You'd lose all of those (or replace them with ugly hacks) by tunneling over stateless HTTP. It's a worth trade-off on some situations (like when you are behind a bad proxy), but not always.
dns.google.com:443 true QUIC_VERSION_34 [2607:f8b0:400d:c03::8a]:443 10544469510527000173 0 None 2 9 0 9 true
Modern crypto doesn't affect performance at all. Hell, even PQCrypto-encrypted-DNS with 64KB public keys would be fast compared to the modern web. There's no reason to worry anymore about modern crypto affecting performance. It's just not an issue.
If you don't have the connection open, you still have to do a port 53 DNS lookup to find out where to connect (1 round trip to configured dns server), plus open a tcp connection (1 round trip), setup tls (1 round trip, assuming TLS false start), DNS request (1 round trip); so 4 round trips vs 1.
Google DNS tends to be one of the fastest DNS servers you can use (just benchmark them against other options).
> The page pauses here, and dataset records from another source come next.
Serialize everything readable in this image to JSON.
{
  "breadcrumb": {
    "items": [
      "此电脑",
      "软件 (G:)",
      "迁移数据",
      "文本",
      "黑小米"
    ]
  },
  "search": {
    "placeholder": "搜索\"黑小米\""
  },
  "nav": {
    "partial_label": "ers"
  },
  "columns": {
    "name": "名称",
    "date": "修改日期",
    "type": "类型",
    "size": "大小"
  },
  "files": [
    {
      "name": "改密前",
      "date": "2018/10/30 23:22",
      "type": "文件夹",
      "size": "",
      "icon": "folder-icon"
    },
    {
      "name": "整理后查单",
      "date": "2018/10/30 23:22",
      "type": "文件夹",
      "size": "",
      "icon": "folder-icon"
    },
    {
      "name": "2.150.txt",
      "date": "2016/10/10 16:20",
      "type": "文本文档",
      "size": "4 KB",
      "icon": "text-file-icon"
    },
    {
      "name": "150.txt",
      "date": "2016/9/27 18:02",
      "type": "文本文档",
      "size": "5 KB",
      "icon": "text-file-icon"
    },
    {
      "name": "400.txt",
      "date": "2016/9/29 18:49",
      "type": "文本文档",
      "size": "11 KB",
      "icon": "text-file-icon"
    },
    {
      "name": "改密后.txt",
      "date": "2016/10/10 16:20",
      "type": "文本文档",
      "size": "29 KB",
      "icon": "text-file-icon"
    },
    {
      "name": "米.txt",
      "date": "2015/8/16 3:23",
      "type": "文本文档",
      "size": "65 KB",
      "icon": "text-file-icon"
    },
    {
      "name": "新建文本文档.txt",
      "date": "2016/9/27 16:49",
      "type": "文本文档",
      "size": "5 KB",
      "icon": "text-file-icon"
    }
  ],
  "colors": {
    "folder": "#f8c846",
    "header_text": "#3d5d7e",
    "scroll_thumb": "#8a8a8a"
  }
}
The IPs are anycast, so you will likely be served by the Google data center closest to you.
As for what they log, check it yourself: https://developers.google.com/speed/public-dns/privacy
Until then, I'll run my own stuff.
The chaos computer club runs their own, which happens to answer usually just as fast as Google’s DNS. (And which isn’t subject to censorship, Google’s DNS, like Comcast and most US ISPs, censor several domains of piracy websites, although the domains are still existing in the ICANN database, and are reachable through most other DNS servers)
You might as well use the Comcast ones.
- It doesn't solve the problem, unlike other existing solutions for encrypting DNS.
- It adds unnecessarily high overhead.
There maybe more than one problem.
That's relative to the aforementioned problem.
sudo python3 httpresolver.py
Have a play with https://bitbucket.org/tony_allan/dnslib
It is a quicksand this idea, it seems fine until you rely on it and are shaken by attacks that just make your service unavailable with very few computers and traffic. And then you are screwed because we still hardly know howto prevent DDoS except by having a huge bandwidth compared to the attackers. Unless you are a megacorp with huge datacenters everywhere it is a bad idea.
But well Google will never become a monopolistic company that behave assholishly, right? They would never push standards that favors them other the few remaining hosting companies on the internet. Wouldn't they?
HTTPS already exists and is slightly less vulnerable than normal DNS traffic.
This opens no new DDoS opportunities. The rest of your post is irrelevant.